MF industry assets to top Rs 50 lakh crore by 2025

Independent research and analytics to be a key facilitator

The past couple of decades have seen India’s mutual fund (MF) industry gain currency and create an edge for itself in the personal finance space, and raise the share of Indian households in overall savings pie.

 

Over the five years through 2025, CRISIL expects the industry’s assets under management (AUM) to continue its double-digit growth and cross the Rs 50 lakh crore mark. Equity funds are expected to vanguard this growth trajectory, with their share expected to rise from 42% today to 47%, in line with global peers. The growth triggers include India’s favourable demographics, increased financialisation of savings, an inflation-targeting regime, and rising per-capita income.
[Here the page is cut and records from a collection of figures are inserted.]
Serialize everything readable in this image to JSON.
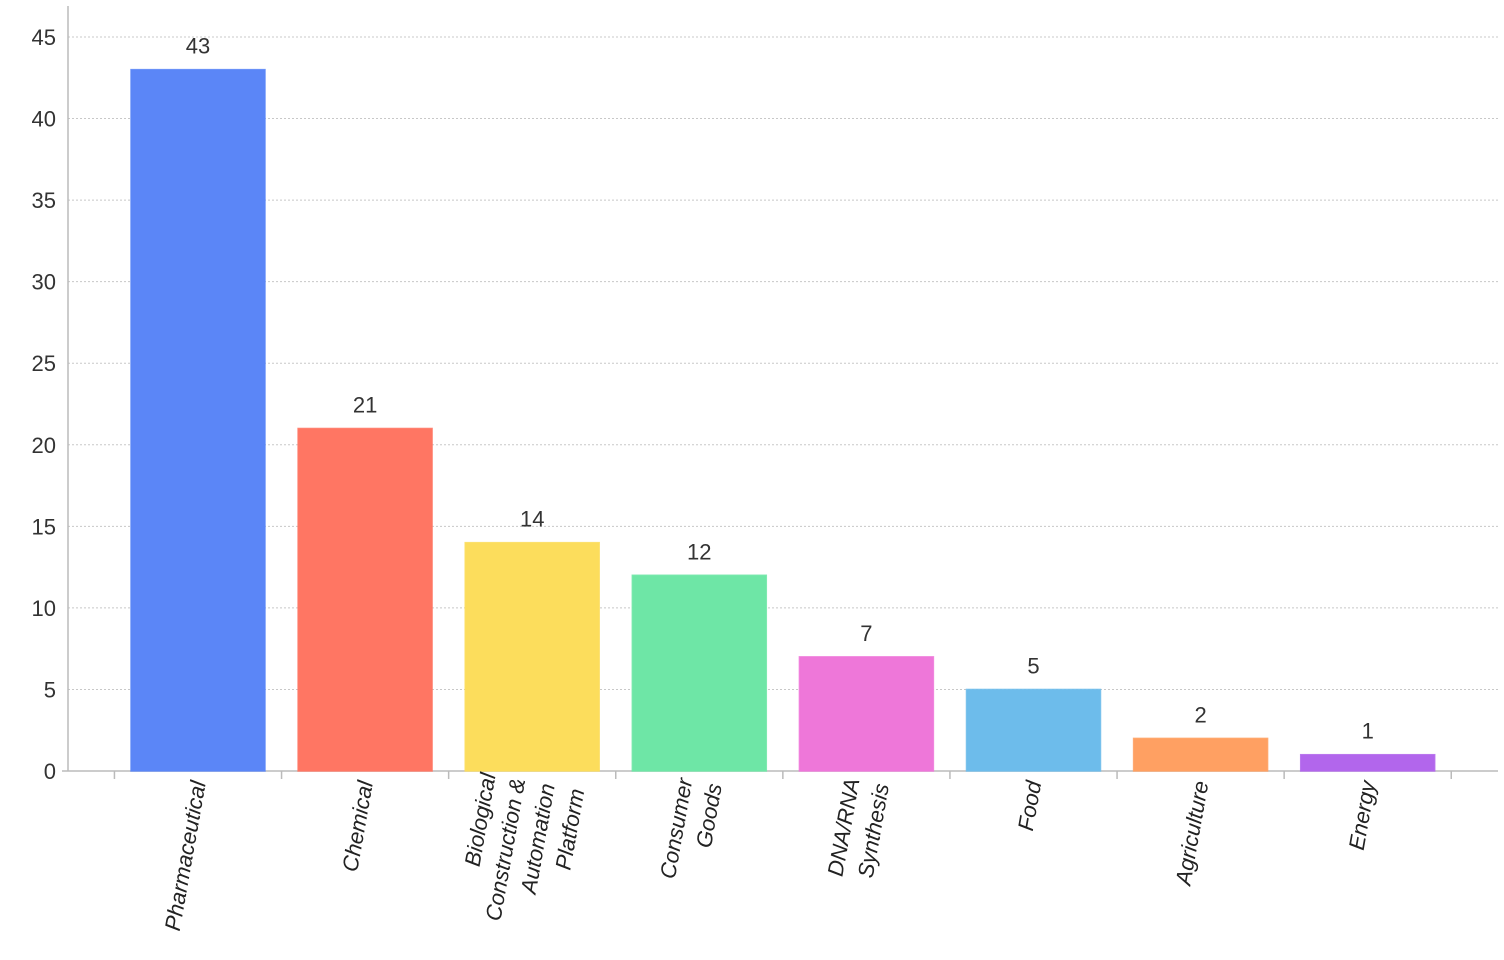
{
  "chart_data": {
    "type": "bar",
    "title": "",
    "xlabel": "",
    "ylabel": "",
    "ylim": [
      0,
      45
    ],
    "yticks": [
      0,
      5,
      10,
      15,
      20,
      25,
      30,
      35,
      40,
      45
    ],
    "grid": true,
    "legend": "none",
    "categories": [
      [
        "Pharmaceutical"
      ],
      [
        "Chemical"
      ],
      [
        "Biological",
        "Construction &",
        "Automation",
        "Platform"
      ],
      [
        "Consumer",
        "Goods"
      ],
      [
        "DNA/RNA",
        "Synthesis"
      ],
      [
        "Food"
      ],
      [
        "Agriculture"
      ],
      [
        "Energy"
      ]
    ],
    "values": [
      43,
      21,
      14,
      12,
      7,
      5,
      2,
      1
    ],
    "colors": [
      "#5B86F7",
      "#FF7663",
      "#FCDD5C",
      "#6EE6A6",
      "#EE77D9",
      "#6DBCEB",
      "#FFA062",
      "#B266EC"
    ]
  }
}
For this growth to sustain, independent research, data, and analytics will have to play a material role in empowering investor decisions.”

 

The need for independent research and analytics has grown manifold, because of the growing range and complexity of products, increasing market volatility, a wider and savvier investor base, and changing intermediation models.

 

Appropriate and timely investor decisions are a pre-condition for holistic, sustainable growth of the domestic MF industry. That, in turn, is a function of access to relevant and accurate, actionable information, especially at a time when regulatory persuasion is tilting towards advisory-type intermediaries.

 

Here, independent mutual fund rankings play an important role as they follow neutral and relevant criteria, afford objective decision-making, and enhance investor confidence in the long run.

 

When selecting funds, it’s important for investors to look at the attributes of the underlying portfolio, too, and not just focus on a performance yardstick like net asset value (NAV). The CMFR ranking methodology does just that, which improves its predictive intelligence and relevance. For example, a high percentage of debt funds with significant exposure to defaulted papers since mid-2018 were ranked low at CMFR 4 and 5 – when the underlying papers defaulted – compared with the higher rankings given to them elsewhere based on just NAV. Such well-rounded CFMR insights help stakeholders take timely decisions.

 

Across different periods – long or short – top-ranked equity funds (CFMR 1 or 2) have shown consistent outperformance. That’s why CMFR, which just turned 20, has emerged as the go-to tool of treasury managers and investment managers when shortlisting mutual funds.

 

As regulations evolve, CRISIL keeps improving the granularity of rankings with the end-objective of making the process independent, and thereby enable investors to make wise decisions.